In their book ‘How Did That Happen?‘ Roger Connors and Tom Smith outline a way of making sure that expectations are clear. It involves three discussions that cover:

  • Communicating the expectation that you have of the person – This might sound simple, but have you ever noticed that what you think you have said is not what the other person thinks they have heard? Once you have shared your proposed expectations with your team you might want to get their input and feedback. This will ensure that there is mutual understanding and that you gain their commitment and support to ensure effective implementation.
  • Clarifying the boundaries – Ensure that the other person or the team is absolutely clear on the boundaries upfront. This will avoid people from being inhibited by boundaries that do not actually exist. It will also prevent them from overstepping boundaries that do exist, thereby causing problems of a different kind. This conversation can also prevent ‘scope creep’, an expansion of the task you are giving the person or team.
  • Establishing available support – This conversation clarifies the support that is available to those who you expect to deliver on your expectation. When people really understand what support, both tangible and intangible, they will probably feel more comfortable that they can overcome the obstacles that crop up along the way.

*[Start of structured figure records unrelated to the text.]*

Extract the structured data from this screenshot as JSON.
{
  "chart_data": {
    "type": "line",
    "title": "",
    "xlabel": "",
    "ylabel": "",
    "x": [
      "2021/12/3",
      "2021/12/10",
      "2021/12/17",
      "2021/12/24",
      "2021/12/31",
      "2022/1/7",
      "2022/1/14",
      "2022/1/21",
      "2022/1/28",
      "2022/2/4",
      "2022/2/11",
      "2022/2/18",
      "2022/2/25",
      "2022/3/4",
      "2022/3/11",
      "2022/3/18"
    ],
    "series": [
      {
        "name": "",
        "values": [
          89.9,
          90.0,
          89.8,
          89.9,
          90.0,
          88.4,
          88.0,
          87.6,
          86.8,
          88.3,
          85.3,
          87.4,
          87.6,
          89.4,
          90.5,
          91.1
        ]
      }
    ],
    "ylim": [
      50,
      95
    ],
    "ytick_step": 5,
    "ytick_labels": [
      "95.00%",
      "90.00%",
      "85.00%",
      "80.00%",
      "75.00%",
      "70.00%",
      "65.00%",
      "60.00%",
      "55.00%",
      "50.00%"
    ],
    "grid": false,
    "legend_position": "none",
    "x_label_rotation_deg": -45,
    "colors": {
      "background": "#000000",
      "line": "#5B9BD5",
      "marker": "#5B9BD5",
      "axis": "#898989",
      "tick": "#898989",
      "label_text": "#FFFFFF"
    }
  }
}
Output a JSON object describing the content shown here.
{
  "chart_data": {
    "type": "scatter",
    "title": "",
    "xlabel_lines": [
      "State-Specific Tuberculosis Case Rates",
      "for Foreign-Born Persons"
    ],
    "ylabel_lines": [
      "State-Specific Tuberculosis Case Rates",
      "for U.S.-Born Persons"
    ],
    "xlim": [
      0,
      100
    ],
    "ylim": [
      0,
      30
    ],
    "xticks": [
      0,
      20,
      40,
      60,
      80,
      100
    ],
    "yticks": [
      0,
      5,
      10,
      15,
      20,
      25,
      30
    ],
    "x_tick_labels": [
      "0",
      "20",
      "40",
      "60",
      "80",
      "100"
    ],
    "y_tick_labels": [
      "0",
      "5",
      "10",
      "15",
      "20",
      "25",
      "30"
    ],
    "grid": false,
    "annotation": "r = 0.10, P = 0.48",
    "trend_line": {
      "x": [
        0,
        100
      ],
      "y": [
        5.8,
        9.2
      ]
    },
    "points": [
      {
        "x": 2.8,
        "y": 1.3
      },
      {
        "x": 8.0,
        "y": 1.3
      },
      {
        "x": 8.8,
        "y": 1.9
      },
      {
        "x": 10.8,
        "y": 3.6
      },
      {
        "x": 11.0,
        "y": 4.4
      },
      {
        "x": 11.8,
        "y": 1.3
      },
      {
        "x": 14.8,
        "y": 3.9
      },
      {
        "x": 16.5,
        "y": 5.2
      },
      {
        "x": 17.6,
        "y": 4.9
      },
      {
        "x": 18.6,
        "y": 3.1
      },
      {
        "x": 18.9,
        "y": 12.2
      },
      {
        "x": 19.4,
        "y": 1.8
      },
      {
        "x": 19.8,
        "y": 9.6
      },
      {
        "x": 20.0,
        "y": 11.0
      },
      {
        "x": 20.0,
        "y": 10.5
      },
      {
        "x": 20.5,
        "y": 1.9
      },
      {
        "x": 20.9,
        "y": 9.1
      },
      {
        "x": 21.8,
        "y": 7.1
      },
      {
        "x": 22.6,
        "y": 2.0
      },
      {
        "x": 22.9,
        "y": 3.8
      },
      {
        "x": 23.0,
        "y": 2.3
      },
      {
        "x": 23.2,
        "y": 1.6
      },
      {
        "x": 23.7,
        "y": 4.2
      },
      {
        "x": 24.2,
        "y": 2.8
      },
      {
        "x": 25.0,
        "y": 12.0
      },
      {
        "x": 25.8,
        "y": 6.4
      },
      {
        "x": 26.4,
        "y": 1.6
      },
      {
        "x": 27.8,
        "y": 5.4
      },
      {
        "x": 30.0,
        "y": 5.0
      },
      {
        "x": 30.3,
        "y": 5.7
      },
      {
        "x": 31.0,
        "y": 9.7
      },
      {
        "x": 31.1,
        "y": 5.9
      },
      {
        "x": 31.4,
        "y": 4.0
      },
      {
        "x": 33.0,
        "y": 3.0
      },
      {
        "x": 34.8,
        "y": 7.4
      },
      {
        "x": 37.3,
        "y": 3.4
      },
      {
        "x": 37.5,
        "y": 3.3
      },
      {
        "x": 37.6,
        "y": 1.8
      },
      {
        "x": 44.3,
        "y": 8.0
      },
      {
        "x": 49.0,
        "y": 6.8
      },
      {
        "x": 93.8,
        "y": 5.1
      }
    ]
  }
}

This process is an effective way to establish the ‘what’ of your expectation. You will obviously need to clarify the when expectation; i.e. being clear in terms of time. Never assume that peoples’ timescales will be the same as yours unless you make them clear to them.

It is worth noting that many serious employee relations problems including grievances, destructive conflict, and unfair dismissal claims which can be very costly for the organization are down to unclear expectations and standards.

Finally, if your expectations are high, most people will strive to achieve these expectations. While I am all for setting stretch targets that inspire and challenge people please remember that if you overstretch people, they may well burn out and you may well undermine their motivation, performance, and well-being.